Существование его двинулось в перекрестии пронизывающих взглядов; они вели его, как прожекторные лучи намеченный к сбитию самолет.
В последующие дни он отказался от встречи с подшефными школьниками, овощебазы, дружины и стояния в очереди за колготками, заполучив неприязнь Тимофеевой-Томпсон, Зелинской и Лосевой, Шерстобитова, который все еще не женился, но уже на другой, и Танечки Березенько. В его отсутствие для успокоения общественного самолюбия решили, что Павел Арсентьевич нажил расстройство нервов вследствие переутомления.
Без двадцати семь он являлся домой с продуктами из универсама, с аппетитом обедал, шутил, возился со Светкой, мыл посуду, декламировал прочувственные нравоучения Валерке и читал в постели журнал «Юный натуралист».
По истечении пятнадцати суток этого срока испытаний он получил пятьдесят пять рублей аванса, кои и вручил Верочке со скромным и горделивым видом наследника, отрекшегося от миллионов и заколотившего копейку грузчиком в порту.
Кошелек пятнадцать суток провел в запертой на ключ тумбочке; ключ был упрятан в старый портфель, а портфель сдан в камеру хранения.
По освобождении кошелек предъявил тысячу восемьсот пятьдесят рублей: на полсотни больше последней выдачи, как и наладился.
Спорить и бессмысленно ломиться против судьбы они с Верочкой не стали, деньги отложили, а часть пустили на жизнь.
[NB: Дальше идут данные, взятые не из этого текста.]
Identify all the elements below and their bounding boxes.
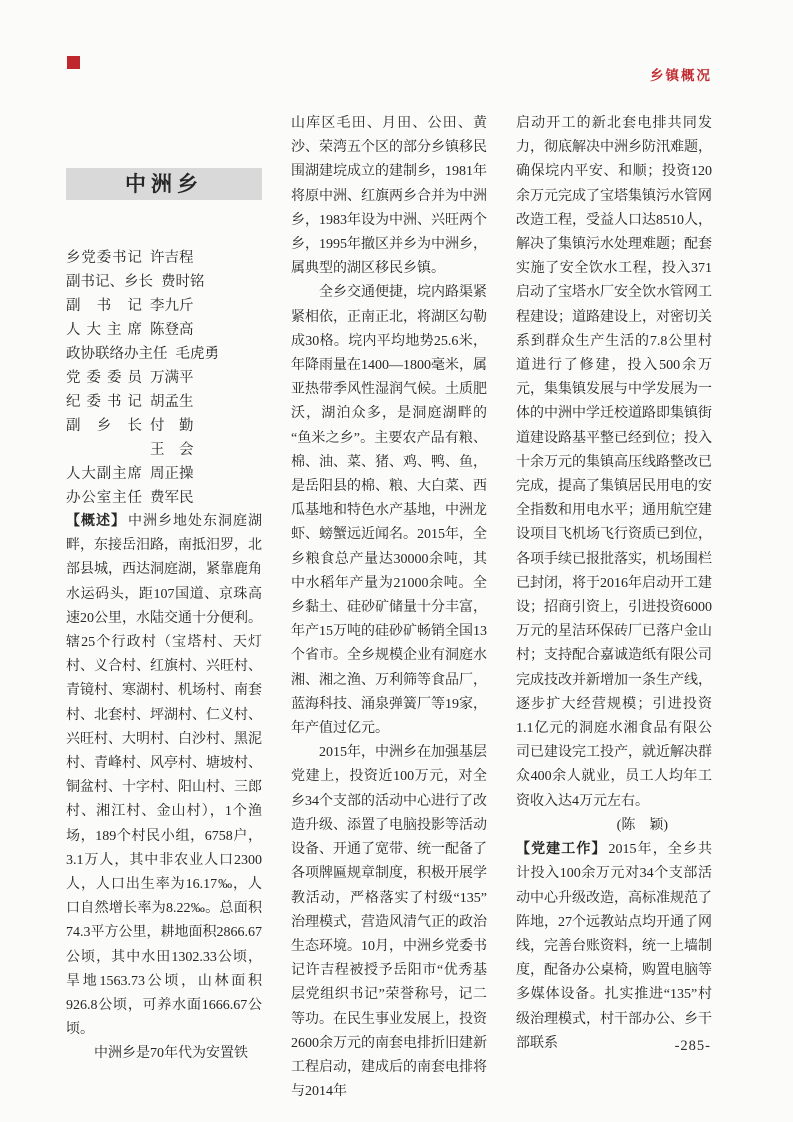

Ночью в туалете Павел Арсентьевич составил крайне детальный список: что в жизни делать обязательно, а что — сверх программы. «И никакого произвольного катания, — шептал он, — никакой самодеятельности».
Жизнь приобрела напряженность эксперимента. Павел Арсентьевич боялся лишний раз улыбнуться. Мучился, взвешивая каждое слово. Дома обедал, смотрел телевизор и ложился спать — все. «Как все нормальные мужья», — веско объяснил Верочке.
Еще пятнадцать суток.
Тысяча девятьсот.
Нехороший блеск затлел в глазах Павла Арсентьевича. Ночами он просыпался от сердцебиений (по-современному — тахикардия).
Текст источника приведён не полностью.